Direitos humanos


Dignidade humana, liberdade, democracia, igualdade, Estado de direito e respeito pelos direitos humanos são valores consagrados desde o início nos Tratados da UE. Estes valores foram reforçados com a adoção da Carta dos Direitos Fundamentais.

 

Os países que pretendam aderir à UE devem respeitar os direitos humanos, o mesmo acontecendo com os países que com ela concluam acordos de comércio e de cooperação.

Desenho de uma balança com pratos em forma de meio globo cheios de pessoas.

Os direitos humanos são universais.

No âmbito da sua política de direitos humanos, a UE

  • vela pelo respeito dos direitos civis, políticos, económicos, sociais e culturais
  • procura promover os direitos das mulheres, das crianças, das minorias e das pessoas deslocadas
  • opõe-se à pena de morte, à tortura, ao tráfico de seres humanos e à discriminação
  • está empenhada em defender a natureza universal e indivisível dos direitos humanos no quadro de uma parceria plena e ativa com os países da UE, os países parceiros, as organizações internacionais e regionais e a sociedade civil
Palavras-chave associadas aos direitos humanos como «universalidade» e«justiça»

Os direitos humanos têm um significado importante para muitas pessoas.

Os direitos humanos combatem a discriminação

O quadro estratégico e o plano de ação da UE para os direitos humanos e a democracia adotados em 2012 visam melhorar a eficácia e a coerência da política de direitos humanos da UE. Também em 2012, Stavros Lambrinidis foi nomeado primeiro Representante Especial da UE para os Direitos Humanos, com a missão de melhorar a eficácia e a visibilidade da política externa de direitos humanos da UE.

Relatórios anuais

A UE publica um relatório anual sobre a aplicação da Carta dos Direitos Fundamentais da União Europeia e os direitos humanos e a democracia no mundo.. Este relatório avalia as atividades da UE no domínio dos direitos humanos.

Três crianças de mãos dadas

As crianças necessitam de uma proteção especial.

Assegurar a proteção dos direitos fundamentais a nível nacional

Na UE, os direitos fundamentais são garantidos a nível nacional pelo sistema constitucional de cada país e a nível da UE pela Carta dos Direitos Fundamentais da UE (adotada em 2000 e vinculativa para os países da UE desde 2009).
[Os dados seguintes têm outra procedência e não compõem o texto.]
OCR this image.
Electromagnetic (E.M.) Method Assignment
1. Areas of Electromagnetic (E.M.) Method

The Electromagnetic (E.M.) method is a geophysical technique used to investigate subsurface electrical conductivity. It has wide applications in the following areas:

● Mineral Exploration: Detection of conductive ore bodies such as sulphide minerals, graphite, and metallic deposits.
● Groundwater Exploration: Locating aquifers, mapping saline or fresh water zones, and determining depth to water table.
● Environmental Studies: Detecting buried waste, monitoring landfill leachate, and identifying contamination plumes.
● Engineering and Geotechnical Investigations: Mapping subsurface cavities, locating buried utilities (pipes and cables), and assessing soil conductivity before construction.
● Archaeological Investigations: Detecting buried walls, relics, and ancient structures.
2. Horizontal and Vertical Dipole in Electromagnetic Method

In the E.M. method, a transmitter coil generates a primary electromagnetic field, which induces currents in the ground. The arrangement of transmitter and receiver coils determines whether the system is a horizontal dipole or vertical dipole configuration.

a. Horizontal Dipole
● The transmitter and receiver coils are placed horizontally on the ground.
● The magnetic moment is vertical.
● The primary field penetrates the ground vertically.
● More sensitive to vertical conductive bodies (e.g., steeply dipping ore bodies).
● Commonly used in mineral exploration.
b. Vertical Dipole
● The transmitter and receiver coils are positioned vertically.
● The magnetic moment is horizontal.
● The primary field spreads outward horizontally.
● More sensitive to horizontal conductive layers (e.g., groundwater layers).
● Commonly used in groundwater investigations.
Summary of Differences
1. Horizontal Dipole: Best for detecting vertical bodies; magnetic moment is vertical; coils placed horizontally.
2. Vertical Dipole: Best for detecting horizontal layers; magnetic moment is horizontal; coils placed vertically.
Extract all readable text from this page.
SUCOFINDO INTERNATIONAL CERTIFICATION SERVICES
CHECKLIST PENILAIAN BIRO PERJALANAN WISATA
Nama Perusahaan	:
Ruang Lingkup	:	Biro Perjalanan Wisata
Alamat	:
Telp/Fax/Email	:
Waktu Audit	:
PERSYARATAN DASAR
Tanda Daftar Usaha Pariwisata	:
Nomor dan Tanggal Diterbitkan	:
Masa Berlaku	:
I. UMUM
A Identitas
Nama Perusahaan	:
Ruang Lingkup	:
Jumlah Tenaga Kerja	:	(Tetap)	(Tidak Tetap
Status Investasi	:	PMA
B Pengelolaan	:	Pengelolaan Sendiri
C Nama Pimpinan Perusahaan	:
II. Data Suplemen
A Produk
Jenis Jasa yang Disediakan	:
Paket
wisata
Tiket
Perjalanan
Depois de terem passado pelos tribunais nacionais, os cidadãos podem, em última instância, interpor recurso junto do Tribunal Europeu dos Direitos do Homem.

Todas as instituições da UE (Comissão, Parlamento e Conselho) têm um papel na proteção dos direitos humanos. São assistidos neste contexto pela Agência dos Direitos Fundamentais, que identifica e analisa as tendências mais importantes no âmbito dos direitos fundamentais.

A Carta dos Direitos Fundamentais integra num único instrumento os direitos fundamentais que são vinculativos para as instituições e os organismos da UE. Esta também é aplicável aos governos nacionais, mas apenas no quadro da execução da legislação da UE.

Promover os direitos humanos no mundo

Crianças sentadas no chão à frente de um veículo de uma ONG

A política de direitos humanos da UE apoia a luta contra a pobreza e a prevenção de conflitos.

A política de direitos humanos da UE assume ainda uma importância fundamental na luta contra a pobreza e na prevenção e resolução de conflitos. A UE colocou assim a questão dos direitos humanos no topo da agenda das relações com outros países e regiões.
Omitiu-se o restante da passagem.